Muslims Seek Crisis Management Plan With Vatican

VATICAN CITY (Reuters) – Muslim scholars due to meet Pope Benedict and Roman Catholic officials this week hope the Vatican will agree to joint crisis management plan to defuse tensions that flare up between Christianity and Islam.

Violent protests in the Islamic world after a Danish newspaper printed cartoons of the Prophet Mohammad might have been averted if Christians and Muslims had spoken out jointly against such unrest and the provocation behind it, they say.

This proposal is one of several ideas for better interfaith cooperation that the Common Word group, a broad coalition of Muslim leaders and scholars pursuing dialogue between the world’s two largest religions, will present at the November- 4-6 talks.

“We should develop a crisis reaction mechanism so if there is another cartoon crisis, we could get together and make a joint statement,” said Ibrahim Kalin, an Islam scholar from Turkey who is spokesman for the group.

They would also speak out against religious persecution such as the oppression of Iraq’s Christian minority, said delegation member Sohail Nakhooda, editor of the Amman-based magazine Islamica. “We have to look out for each other,” he said.

The Common Word manifesto, which invited Christian churches to a new interfaith dialogue based on shared principles of love of God and neighbor, was issued in October 2007 partly in response to Pope Benedict’s Regensburg speech a year earlier.

Bloody protests broke out in Muslim countries after Benedict hinted there that he considered Islam a violent and irrational faith.
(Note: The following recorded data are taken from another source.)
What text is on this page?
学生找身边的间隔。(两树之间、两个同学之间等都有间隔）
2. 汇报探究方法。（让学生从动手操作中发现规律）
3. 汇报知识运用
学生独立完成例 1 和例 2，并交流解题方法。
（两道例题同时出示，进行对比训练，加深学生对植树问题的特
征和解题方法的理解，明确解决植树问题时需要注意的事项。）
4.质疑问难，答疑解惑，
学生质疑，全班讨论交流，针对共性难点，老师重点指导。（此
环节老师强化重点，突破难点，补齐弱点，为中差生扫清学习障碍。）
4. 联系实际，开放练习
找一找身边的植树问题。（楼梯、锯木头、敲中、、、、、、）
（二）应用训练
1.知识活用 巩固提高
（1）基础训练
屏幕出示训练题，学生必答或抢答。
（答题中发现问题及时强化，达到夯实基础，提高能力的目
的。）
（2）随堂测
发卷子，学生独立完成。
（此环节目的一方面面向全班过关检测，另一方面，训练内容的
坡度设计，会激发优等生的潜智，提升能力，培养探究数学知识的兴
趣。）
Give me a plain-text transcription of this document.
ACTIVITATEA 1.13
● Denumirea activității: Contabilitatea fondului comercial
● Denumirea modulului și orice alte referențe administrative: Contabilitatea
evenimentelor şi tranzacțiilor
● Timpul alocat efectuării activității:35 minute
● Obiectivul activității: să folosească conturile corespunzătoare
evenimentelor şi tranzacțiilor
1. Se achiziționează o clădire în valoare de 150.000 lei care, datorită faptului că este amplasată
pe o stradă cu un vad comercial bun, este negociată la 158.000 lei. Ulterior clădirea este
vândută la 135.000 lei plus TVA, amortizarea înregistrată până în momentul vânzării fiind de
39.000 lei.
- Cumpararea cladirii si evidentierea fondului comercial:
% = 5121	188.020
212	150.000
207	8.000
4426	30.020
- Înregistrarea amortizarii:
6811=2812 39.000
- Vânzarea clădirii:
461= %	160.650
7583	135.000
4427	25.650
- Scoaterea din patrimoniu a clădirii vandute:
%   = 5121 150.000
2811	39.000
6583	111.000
The Common Word group said the incident revealed such mutual ignorance that a new cooperation drive was needed.

In meetings this year with mostly Protestant leaders, Common Word delegates have proposed regular dialogue sessions, student exchanges, suggested reading lists and other ideas to help Christians and Muslims learn more about each other.

DIALOGUE DEFUSES TENSION

Kalin, an Islamic studies professor at Georgetown University in Washington, said cooperation between churches and mosques in the Netherlands defused tensions before far-right politician Geert Wilders released his anti-Islam film Fitna early this year.

“That was the first fruit of the kind of cooperation we want to have,” he said.

The Common Word manifesto, which now has 271 signatories, brings together leading Muslim officials and scholars from around the world. Its 24-member delegation to the Vatican talks will be led by Grand Mufti of Bosnia Mustafa Ceric.

Cardinal Jean-Louis Tauran, head of the Pontifical Council for Interreligious Dialogue, will head the Catholic delegation made up of 24 Vatican officials and Catholic experts on Islam.

Christianity has about two billion followers worldwide, just over half of them Catholic, while Muslims number 1.3 billion.

The delegations will hold closed-door talks on theology on Tuesday and issues of mutual respect on Wednesday, including the question of religious freedom in Muslim countries that the Vatican is especially keen to discuss.

They will have an audience with Pope Benedict on Thursday before holding a public discussion session that afternoon.

Tauran told the French Catholic daily La Croix in an interview the delegations should discuss religious freedom but it was not a Vatican precondition for a dialogue.

He said if Muslims could build mosques in Europe, Christians should have the same right in majority Muslim countries. Saudi Arabia, which has launched its own interfaith dialogue this year, bar other religions from operating openly there.

“These dialogue initiatives seem quite out of step with the anti-Christian violence that is reported daily from several countries,” he said. “How can we communicate the real openings we are making among elites down to the masses?”